Allis is the owner of Prey Taxidermy studio in Downtown LA, a taxidermist at the Natural History Museum of Los Angeles, and probably the only human pin-up model who would totally dominate should the world go full Mad Max.  Seriously, she’s the ultimate modern girl scout troop leader: she can throw her hair in victory rolls, butcher a chicken faster than your grandma, knows what a “life straw” is, and recently spent a weekend off-roading in the Mexican desert on a dinosaur dig. And those are just her hobbies.

I wanted to shed a little light on the lost art that Allis has turned into a thriving business, and I wanted to encourage you to check out the Kickstarter campaign raising funds for a documentary following Allis and her students through their journey to the World Championship of Taxidermy. Here is Allis’ contribution to our 7 THINGS series!

  1. You’ve got to be basically Marie Curie to do this.Allis started working at the Natural History Museum in LA a few years ago, where she and her boss – taxidermy legend Tim Bovard – handle the dioramas from start to finish, every weasel, wolf, and twig. Allis knows biology, zoology, ornithology – just to hit the top -ologies – nevermind the chemistry, physics, and basic engineering she’s got to use.

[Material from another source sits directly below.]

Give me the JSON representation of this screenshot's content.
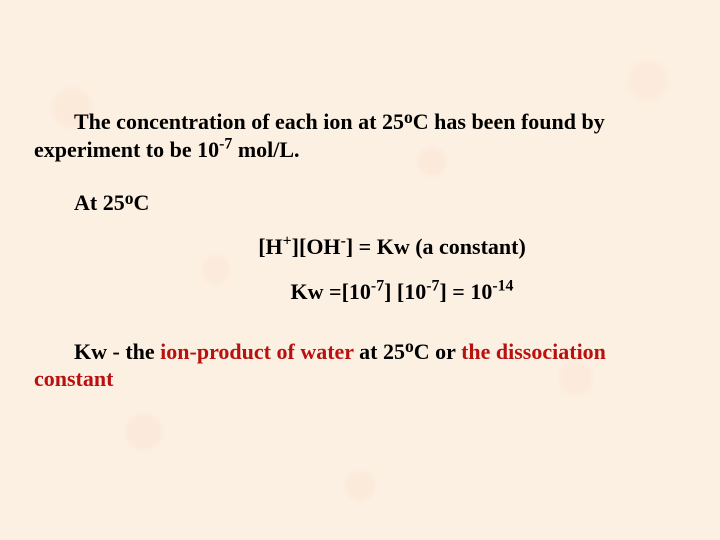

  1. Bird Law is crazy!Maybe the only thing more complicated is Tax Code, but that’s got sort of a bigger audience. Take a “freezer tour” at Allis’ studio, and you’re going to see one of probably the largest private collections of exotic bird specimens in the country, and let me tell you – it didn’t come easy. Since Allis works at a museum, she’s got access to all kinds of species that normal people would go to jail for having. Ask her about her birds of prey…
  1. Bird eyes look just like blueberries. You’d never know it until you got inside, but it’s like, a really spot-on descriptor. Also surprising is how comfortable you’ll still be around blueberries.
  1. It drives its own Burning Man-style no-waste economy. Everyone’s always like, “where do you get the animals, Allis???” Good question, everyone. They’re all ethically sourced, first of all. You want a good source, you make some friends at zoos, it helps to know a falconer or two, and make yourself a regular at area pet shops. All the animals died of natural causes, or as a result of abatement or de-predation… like if they were pests, or non-native killers of the locals. Some specimens go to science, other may have been hunted and, hey you know meat? Yeah, you eat it? So let’s say you taxidermy a quail – you’ve also got dinner.
  1. There’s at least three ways to skin a cat and you’ve probably seen the results. A lot of the work done at Prey is for film and TV shoots. Even though they don’t get their own “in memoriam,” (they totally should) animal actors die just like the rest of us. They’ve got a life after death, though, preserved as taxidermy and appearing as a sleeping cat or dog on set. Just add “Hollywood Taxidermist” to your list of dream jobs now, it’s cool.
  1. The ladies love it. Any given Sunday at Prey, you’ll find Allis and enough ladies for at least a volleyball team (probably with alternates) gathered around a table, just talking, and laughing, and drinking wine. Oh, and skinning animals. It’s the new book club.
  1. There’s a World Championship of it, and the ladies of Prey are going for the first time this year. It only happens every two years, and people come from all over the world to compete. Seriously, it’s like Best in Showonly real. You can’t make this stuff up.